Mau Disidang, Wakil Walikota Medan Diare

- detikNews
Kamis, 22 Mei 2008 11:51 WIB
Jakarta - Sakit memang tak kenal waktu. Saat Wakil Walikota Medan Ramli akan menjalani sidang perdana di Pengadilan Tipikor, eh.. perutnya mules karena diare. Sidang pembacaan dakwaan pun diundur.

Kepada pengacaranya, Petrus Bala Pattyona, Ramli mengaku sudah buang air sebanyak 5 kali. Dia lemas sehingga tidak bisa mengikuti persidangan.

"Hari ini sudah 5 kali buang air. Dia telepon saya, bilang Pak, saya kayaknya diare," kata Petrus di Pengadilan Tipikor, Jl HR Rasuna Said, Jakarta, Kamis (22/5/2008).

Petrus mengungkapkan itu usai majelis hakim yang diketuai Sutiyono menunda sidang. Jaksa penuntut umu Muhibuddin menyatakan terdakwa jatuh sakit.

"Seyogyanya hari ini kita sudah menghadirkan terdakwa dari Mabes Polri tapi yang bersangkutan sakit. Kami sudah melampirkan surat keterangan sakit dari dokter Mabes Polri," kata Muhibuddin kepada majelis hakim.

Majelis hakim lalu mengamati surat keterangan tersebut. Di dalamnya, dokter menyatakan Ramli harus istirahat selama 3 hari.

"Baik. Terdakwa sakit dan tidak mungkin melanjutkan sidang. Jadi sidang kami tunda Kamis depan," kata Sutiyono menutup sidang menyatakan ditunda sampai 29 Mei 2008.

Menurut Petrus, Ramli tak memiliki sejarah penyakit kronis. "Kemarin ketemu, dia baik-baik saja," imbuhnya.
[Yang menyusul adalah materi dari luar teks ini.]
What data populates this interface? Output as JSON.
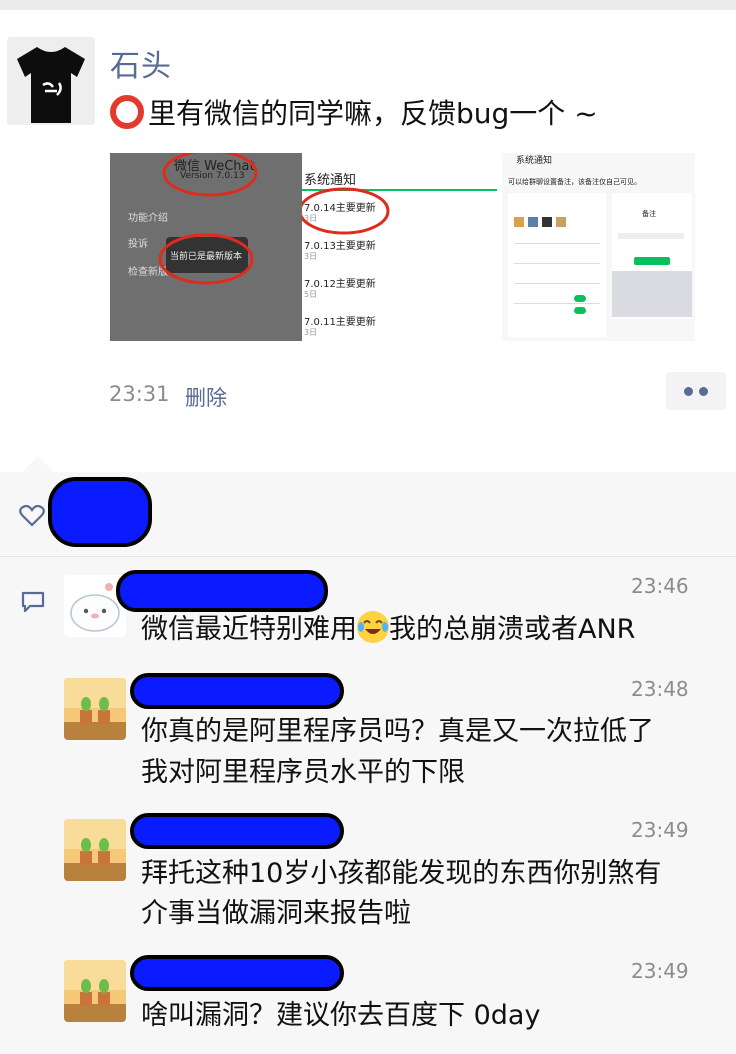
{
  "post": {
    "author": "石头",
    "text": "里有微信的同学嘛，反馈bug一个 ~",
    "time": "23:31",
    "delete_label": "删除",
    "images": [
      {
        "title": "微信 WeChat",
        "version": "Version 7.0.13",
        "menu": [
          "功能介绍",
          "投诉",
          "检查新版"
        ],
        "toast": "当前已是最新版本"
      },
      {
        "header": "系统通知",
        "items": [
          {
            "title": "7.0.14主要更新",
            "date": "3日"
          },
          {
            "title": "7.0.13主要更新",
            "date": "3日"
          },
          {
            "title": "7.0.12主要更新",
            "date": "5日"
          },
          {
            "title": "7.0.11主要更新",
            "date": "3日"
          }
        ]
      },
      {
        "header": "系统通知",
        "subtitle": "可以给群聊设置备注，该备注仅自己可见。",
        "dialog_title": "备注"
      }
    ]
  },
  "comments": [
    {
      "time": "23:46",
      "text_before_emoji": "微信最近特别难用",
      "text_after_emoji": "我的总崩溃或者ANR"
    },
    {
      "time": "23:48",
      "line1": "你真的是阿里程序员吗？真是又一次拉低了",
      "line2": "我对阿里程序员水平的下限"
    },
    {
      "time": "23:49",
      "line1": "拜托这种10岁小孩都能发现的东西你别煞有",
      "line2": "介事当做漏洞来报告啦"
    },
    {
      "time": "23:49",
      "line1": "啥叫漏洞？建议你去百度下  0day"
    }
  ],
  "colors": {
    "link": "#576b95",
    "meta": "#8c8c8c",
    "redaction": "#0b1bff",
    "ring": "#e23b2e"
  }
}
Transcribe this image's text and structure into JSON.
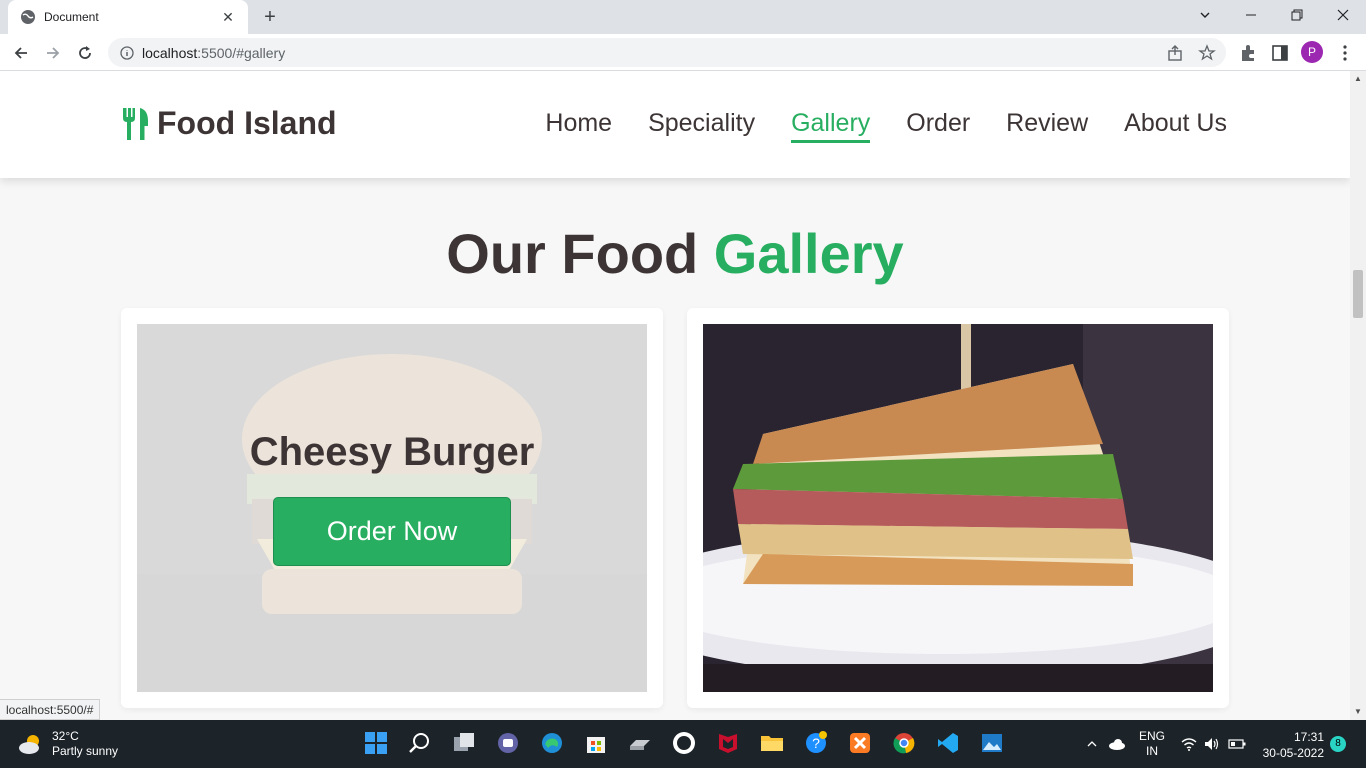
{
  "browser": {
    "tab_title": "Document",
    "url_host": "localhost",
    "url_rest": ":5500/#gallery",
    "profile_initial": "P",
    "status_url": "localhost:5500/#"
  },
  "site": {
    "logo_text": "Food Island",
    "nav": [
      {
        "label": "Home",
        "active": false
      },
      {
        "label": "Speciality",
        "active": false
      },
      {
        "label": "Gallery",
        "active": true
      },
      {
        "label": "Order",
        "active": false
      },
      {
        "label": "Review",
        "active": false
      },
      {
        "label": "About Us",
        "active": false
      }
    ],
    "section_title_main": "Our Food",
    "section_title_accent": "Gallery",
    "cards": [
      {
        "name": "Cheesy Burger",
        "button": "Order Now",
        "image": "burger-photo"
      },
      {
        "image": "sandwich-photo"
      }
    ]
  },
  "taskbar": {
    "temperature": "32°C",
    "weather": "Partly sunny",
    "language": "ENG",
    "region": "IN",
    "time": "17:31",
    "date": "30-05-2022",
    "notifications": "8"
  },
  "colors": {
    "accent": "#27ae60",
    "heading": "#3d3535",
    "taskbar": "#1c2329"
  }
}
Ramli merupakan terdakwa kasus penyelewengan proyek pengadaan mobil pemadam kebakaran dan penyelewengan APBD Medan. Ramli akan didakwa dengan dakwaan kumulasi, menggunakan pasal 2 ayat 1 kesatu dan pasal 3 UU 31/1999 sebagaimana diubah UU 20/2001 tentang Tipikor.

Selain Ramli, Walikota Medan Abdillah juga diseret karena 2 kasus itu. Setidaknya, dalam kasus damkar, negara dirugikan Rp 3 miliar, sementara untuk penyelewengan APBD mencapai Rp 26 miliar selama 2 periode mereka menjabat.